Objective: The aim of this economic evaluation was to assess the cost-utility of brigatinib versus alectinib in the treatment of naïve patients to anaplastic lymphoma kinase-positive advanced non-small cell lung cancer (ALK-positive aNSCLC) from the perspective of the Italian National Health Service (INHS). Methods: A partitioned survival model with four health states (progression-free [PFS], no central nervous system progression [CNS-PFS], central nervous system progression [CNS-PD] and death) was used. The clinical data (progression-free survival, overall survival and time to progression) was based on the ALTA-1L trial for brigatinib and on ALEX trial for alectinib. Utility values were derived from EORTC QLQ-C30 scores evaluated in the ALTA-1L trial and literature. Costs included frontline therapies, subsequent therapies, best supportive care (BSC), administration, concomitant medications, adverse events and health states.
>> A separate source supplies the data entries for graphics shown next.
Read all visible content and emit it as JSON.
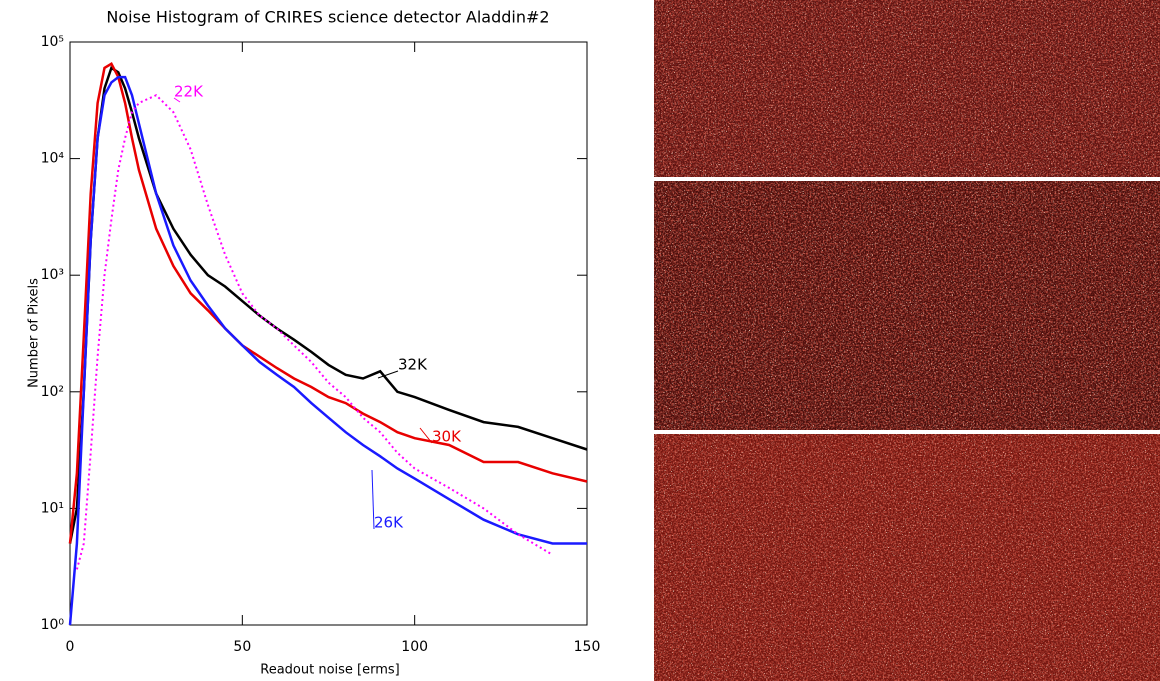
{
  "chart_data": {
    "type": "line",
    "title": "Noise Histogram of CRIRES science detector Aladdin#2",
    "x_label": "Readout noise [erms]",
    "y_label": "Number of Pixels",
    "log_y": true,
    "grid": false,
    "xlim": [
      0,
      150
    ],
    "xticks": [
      0,
      50,
      100,
      150
    ],
    "ylim": [
      1,
      100000
    ],
    "yticks": [
      {
        "value": 1,
        "label": "10⁰"
      },
      {
        "value": 10,
        "label": "10¹"
      },
      {
        "value": 100,
        "label": "10²"
      },
      {
        "value": 1000,
        "label": "10³"
      },
      {
        "value": 10000,
        "label": "10⁴"
      },
      {
        "value": 100000,
        "label": "10⁵"
      }
    ],
    "x": [
      0,
      2,
      4,
      6,
      8,
      10,
      12,
      14,
      16,
      18,
      20,
      25,
      30,
      35,
      40,
      45,
      50,
      55,
      60,
      65,
      70,
      75,
      80,
      85,
      90,
      95,
      100,
      110,
      120,
      130,
      140,
      150
    ],
    "series": [
      {
        "name": "32K",
        "color": "#000000",
        "style": "solid",
        "values": [
          5,
          10,
          100,
          2000,
          15000,
          40000,
          60000,
          55000,
          40000,
          25000,
          15000,
          5000,
          2500,
          1500,
          1000,
          800,
          600,
          450,
          350,
          280,
          220,
          170,
          140,
          130,
          150,
          100,
          90,
          70,
          55,
          50,
          40,
          32
        ]
      },
      {
        "name": "30K",
        "color": "#e80000",
        "style": "solid",
        "values": [
          5,
          20,
          300,
          5000,
          30000,
          60000,
          65000,
          50000,
          30000,
          15000,
          8000,
          2500,
          1200,
          700,
          500,
          350,
          250,
          200,
          160,
          130,
          110,
          90,
          80,
          65,
          55,
          45,
          40,
          35,
          25,
          25,
          20,
          17
        ]
      },
      {
        "name": "26K",
        "color": "#1a1aff",
        "style": "solid",
        "values": [
          1,
          5,
          100,
          2000,
          15000,
          35000,
          45000,
          50000,
          50000,
          35000,
          20000,
          5000,
          1800,
          900,
          550,
          350,
          250,
          180,
          140,
          110,
          80,
          60,
          45,
          35,
          28,
          22,
          18,
          12,
          8,
          6,
          5,
          5
        ]
      },
      {
        "name": "22K",
        "color": "#ff00ff",
        "style": "dotted",
        "values": [
          null,
          3,
          5,
          30,
          200,
          1000,
          3000,
          8000,
          15000,
          25000,
          30000,
          35000,
          25000,
          12000,
          4000,
          1500,
          700,
          450,
          350,
          250,
          180,
          120,
          90,
          60,
          45,
          30,
          22,
          15,
          10,
          6,
          4,
          null
        ]
      }
    ]
  }
}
Direct medical costs and benefits (quality-adjusted life-years, QALYs) were discounted at a 3.0% annual rate. Uncertainty was assessed using deterministic (DSA) and probabilistic sensitivity analyses (PSA). Results: The analysis showed that brigatinib was dominant versus alectinib; brigatinib led to a gain of 0.216 QALYs and to a treatment cost reduction of € 85,635. The results of the DSA showed that no parameters of the model significantly modified the base case result. Conclusions: This economic evaluation suggested that, compared with alectinib, brigatinib can be considered a valid cost-utility option from the perspective of INHS in the treatment of patients with ALK-positive aNSCLC.